Note that if all correlations are equal, $q=r=s$, we get real solutions for $A=B=(-\frac{b}{2})^{1/3}=-r$, and a similar form for the largest eigenvalue as in 2 dimensions, $\lambda_1=1+2r>\lambda_2=\lambda_3=1-r$, provided $r>0$, and $\lambda_1=\lambda_2=1-r>\lambda_3=1+2r$ if $r<0$. Taking the $r>0$ case, we then get an eigenvector of:
$$e_1=(3r^2,3r^2,3r^2)^T\propto (1/3,1/3,1/3)^{T}$$
Taking the $r<0$ case, the above solution gives the trivial $e_1=(0,0,0)^T$ (same for $e_2$).
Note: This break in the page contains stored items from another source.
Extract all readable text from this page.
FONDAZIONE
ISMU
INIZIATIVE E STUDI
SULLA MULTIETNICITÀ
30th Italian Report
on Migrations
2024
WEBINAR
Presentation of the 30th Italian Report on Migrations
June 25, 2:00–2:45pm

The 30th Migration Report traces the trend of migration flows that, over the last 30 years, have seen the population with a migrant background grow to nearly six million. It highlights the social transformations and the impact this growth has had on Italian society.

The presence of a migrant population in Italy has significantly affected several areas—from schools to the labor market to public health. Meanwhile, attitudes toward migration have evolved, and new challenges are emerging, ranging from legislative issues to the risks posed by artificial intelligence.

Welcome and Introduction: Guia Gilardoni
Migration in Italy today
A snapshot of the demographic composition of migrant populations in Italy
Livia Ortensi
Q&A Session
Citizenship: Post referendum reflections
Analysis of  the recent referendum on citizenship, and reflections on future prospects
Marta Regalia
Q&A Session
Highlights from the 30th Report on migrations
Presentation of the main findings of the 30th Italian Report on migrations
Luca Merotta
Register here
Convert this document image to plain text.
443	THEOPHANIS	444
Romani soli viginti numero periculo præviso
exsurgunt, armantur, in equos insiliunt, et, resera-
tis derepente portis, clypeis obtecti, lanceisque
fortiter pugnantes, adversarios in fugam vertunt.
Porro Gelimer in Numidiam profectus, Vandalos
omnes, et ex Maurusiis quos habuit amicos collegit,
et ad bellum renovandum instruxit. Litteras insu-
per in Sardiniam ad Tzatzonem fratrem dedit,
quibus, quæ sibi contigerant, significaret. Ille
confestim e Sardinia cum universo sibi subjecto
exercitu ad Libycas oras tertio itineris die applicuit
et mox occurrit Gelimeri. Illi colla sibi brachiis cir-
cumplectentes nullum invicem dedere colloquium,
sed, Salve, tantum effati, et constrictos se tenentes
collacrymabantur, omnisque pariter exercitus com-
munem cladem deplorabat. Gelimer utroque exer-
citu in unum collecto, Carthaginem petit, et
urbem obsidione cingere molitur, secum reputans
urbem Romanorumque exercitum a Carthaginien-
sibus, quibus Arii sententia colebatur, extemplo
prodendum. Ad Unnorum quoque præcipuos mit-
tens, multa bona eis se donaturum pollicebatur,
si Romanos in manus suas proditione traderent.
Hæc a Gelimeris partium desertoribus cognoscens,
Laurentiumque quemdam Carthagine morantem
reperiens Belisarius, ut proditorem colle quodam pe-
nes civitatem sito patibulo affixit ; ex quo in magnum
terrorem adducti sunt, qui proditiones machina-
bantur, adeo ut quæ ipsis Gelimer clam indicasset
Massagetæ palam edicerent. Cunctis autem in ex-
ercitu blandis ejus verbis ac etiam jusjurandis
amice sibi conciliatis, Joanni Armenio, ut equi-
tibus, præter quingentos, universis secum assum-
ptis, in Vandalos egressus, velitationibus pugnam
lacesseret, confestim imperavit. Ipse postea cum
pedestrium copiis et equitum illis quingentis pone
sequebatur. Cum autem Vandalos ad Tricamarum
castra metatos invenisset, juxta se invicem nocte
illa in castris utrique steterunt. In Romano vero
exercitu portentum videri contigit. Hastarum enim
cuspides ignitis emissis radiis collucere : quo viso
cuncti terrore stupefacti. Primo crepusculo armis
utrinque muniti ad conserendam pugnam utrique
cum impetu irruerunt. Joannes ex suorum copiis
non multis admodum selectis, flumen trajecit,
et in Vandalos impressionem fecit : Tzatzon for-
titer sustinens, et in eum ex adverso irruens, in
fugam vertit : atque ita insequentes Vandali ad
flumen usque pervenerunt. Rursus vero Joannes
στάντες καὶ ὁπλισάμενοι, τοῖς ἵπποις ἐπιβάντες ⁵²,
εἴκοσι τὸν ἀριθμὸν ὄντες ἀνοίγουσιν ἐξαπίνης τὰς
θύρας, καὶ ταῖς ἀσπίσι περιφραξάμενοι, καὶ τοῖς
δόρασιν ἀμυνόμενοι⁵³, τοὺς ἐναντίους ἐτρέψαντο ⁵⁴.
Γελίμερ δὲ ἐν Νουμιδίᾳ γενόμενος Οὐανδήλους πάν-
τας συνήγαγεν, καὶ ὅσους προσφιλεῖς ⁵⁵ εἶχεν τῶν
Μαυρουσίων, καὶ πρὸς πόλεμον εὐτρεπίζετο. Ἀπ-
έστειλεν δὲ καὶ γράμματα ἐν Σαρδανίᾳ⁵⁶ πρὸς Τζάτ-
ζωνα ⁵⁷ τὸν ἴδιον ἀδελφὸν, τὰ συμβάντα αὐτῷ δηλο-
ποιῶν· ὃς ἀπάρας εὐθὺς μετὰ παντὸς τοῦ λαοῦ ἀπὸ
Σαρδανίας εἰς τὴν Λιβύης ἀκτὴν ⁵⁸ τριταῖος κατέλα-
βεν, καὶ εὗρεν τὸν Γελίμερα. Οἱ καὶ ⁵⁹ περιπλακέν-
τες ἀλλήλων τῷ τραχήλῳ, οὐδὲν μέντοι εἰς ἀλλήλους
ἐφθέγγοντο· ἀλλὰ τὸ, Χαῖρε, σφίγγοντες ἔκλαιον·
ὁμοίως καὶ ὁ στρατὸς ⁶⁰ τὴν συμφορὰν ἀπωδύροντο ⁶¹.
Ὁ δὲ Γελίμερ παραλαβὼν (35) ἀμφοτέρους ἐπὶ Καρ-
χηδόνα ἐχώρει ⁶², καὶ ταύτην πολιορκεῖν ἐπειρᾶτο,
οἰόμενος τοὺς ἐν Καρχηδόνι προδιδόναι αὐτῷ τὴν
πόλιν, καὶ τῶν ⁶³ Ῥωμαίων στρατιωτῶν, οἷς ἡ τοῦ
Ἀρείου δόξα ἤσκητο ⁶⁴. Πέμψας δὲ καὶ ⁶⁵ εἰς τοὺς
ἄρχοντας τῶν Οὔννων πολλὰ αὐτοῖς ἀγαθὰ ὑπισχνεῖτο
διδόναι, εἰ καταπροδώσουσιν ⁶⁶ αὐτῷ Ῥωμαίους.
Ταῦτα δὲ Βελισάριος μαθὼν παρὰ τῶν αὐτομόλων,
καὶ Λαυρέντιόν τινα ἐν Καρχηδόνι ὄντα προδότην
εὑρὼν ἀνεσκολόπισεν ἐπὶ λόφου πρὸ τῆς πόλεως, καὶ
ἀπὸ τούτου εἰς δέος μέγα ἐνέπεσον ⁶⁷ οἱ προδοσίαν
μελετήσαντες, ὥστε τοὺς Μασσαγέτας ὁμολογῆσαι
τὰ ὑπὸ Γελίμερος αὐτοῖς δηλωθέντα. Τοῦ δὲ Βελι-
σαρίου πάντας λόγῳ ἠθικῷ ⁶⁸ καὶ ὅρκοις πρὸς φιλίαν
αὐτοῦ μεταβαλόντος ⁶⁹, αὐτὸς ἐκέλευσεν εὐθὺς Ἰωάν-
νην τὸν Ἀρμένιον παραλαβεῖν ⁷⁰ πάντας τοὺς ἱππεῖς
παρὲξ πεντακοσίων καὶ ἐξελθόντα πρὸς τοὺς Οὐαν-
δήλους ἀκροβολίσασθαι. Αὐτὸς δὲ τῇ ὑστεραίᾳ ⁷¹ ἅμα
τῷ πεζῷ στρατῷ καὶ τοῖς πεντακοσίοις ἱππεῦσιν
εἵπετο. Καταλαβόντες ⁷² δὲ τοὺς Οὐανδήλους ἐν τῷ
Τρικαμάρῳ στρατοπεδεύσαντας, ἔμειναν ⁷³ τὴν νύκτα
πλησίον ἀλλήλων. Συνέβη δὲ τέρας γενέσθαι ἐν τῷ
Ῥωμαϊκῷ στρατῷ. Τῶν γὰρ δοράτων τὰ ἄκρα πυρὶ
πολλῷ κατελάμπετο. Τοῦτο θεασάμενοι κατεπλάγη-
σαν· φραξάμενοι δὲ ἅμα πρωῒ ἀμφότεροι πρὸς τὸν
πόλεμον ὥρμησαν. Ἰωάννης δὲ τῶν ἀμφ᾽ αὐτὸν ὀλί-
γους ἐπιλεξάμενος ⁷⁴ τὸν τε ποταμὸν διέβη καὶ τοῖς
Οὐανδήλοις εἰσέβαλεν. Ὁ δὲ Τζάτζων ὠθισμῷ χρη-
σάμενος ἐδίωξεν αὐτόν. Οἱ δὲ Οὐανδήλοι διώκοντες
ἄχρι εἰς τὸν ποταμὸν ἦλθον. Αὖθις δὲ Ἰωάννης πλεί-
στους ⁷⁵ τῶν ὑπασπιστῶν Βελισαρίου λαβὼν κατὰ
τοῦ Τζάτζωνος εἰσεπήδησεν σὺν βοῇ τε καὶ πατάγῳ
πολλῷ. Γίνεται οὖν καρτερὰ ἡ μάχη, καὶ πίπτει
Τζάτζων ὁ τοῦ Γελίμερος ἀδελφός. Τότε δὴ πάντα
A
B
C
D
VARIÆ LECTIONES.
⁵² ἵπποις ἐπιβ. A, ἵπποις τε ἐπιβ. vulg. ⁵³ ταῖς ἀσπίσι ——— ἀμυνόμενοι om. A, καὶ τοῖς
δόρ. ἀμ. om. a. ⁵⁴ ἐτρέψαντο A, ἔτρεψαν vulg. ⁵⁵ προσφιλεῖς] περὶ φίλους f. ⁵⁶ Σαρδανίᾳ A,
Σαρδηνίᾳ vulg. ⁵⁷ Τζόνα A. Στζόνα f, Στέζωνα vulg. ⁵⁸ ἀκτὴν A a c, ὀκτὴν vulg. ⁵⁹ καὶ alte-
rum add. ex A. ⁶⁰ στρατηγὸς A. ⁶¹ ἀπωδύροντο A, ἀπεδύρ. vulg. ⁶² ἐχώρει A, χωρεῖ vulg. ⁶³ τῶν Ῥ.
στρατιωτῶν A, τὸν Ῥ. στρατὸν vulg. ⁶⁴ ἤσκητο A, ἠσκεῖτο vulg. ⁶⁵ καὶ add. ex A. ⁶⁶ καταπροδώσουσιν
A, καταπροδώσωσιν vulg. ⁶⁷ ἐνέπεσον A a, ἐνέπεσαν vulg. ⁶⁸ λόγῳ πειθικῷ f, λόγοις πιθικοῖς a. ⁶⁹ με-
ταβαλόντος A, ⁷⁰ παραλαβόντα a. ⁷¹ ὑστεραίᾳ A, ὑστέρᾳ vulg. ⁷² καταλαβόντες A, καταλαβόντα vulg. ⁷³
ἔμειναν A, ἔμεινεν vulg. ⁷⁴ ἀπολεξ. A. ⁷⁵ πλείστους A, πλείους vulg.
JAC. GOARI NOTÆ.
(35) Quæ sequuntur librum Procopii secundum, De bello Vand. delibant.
Note that if we go back to the three equations, we find they are all identical, giving $r(e_{11}+e_{12}+e_{13})=0$ (same for $e_2$). This is due to the multiplicity of the largest eigenvalue. The mean vector is now moved down to principal component 3. Note that the first 2PCs are still orthogonal to the mean vector. The first principal component is not unique if all correlations are equal and negative. The first two PCs span the subspace orthogonal to the mean vector, but apart from this are arbitrary.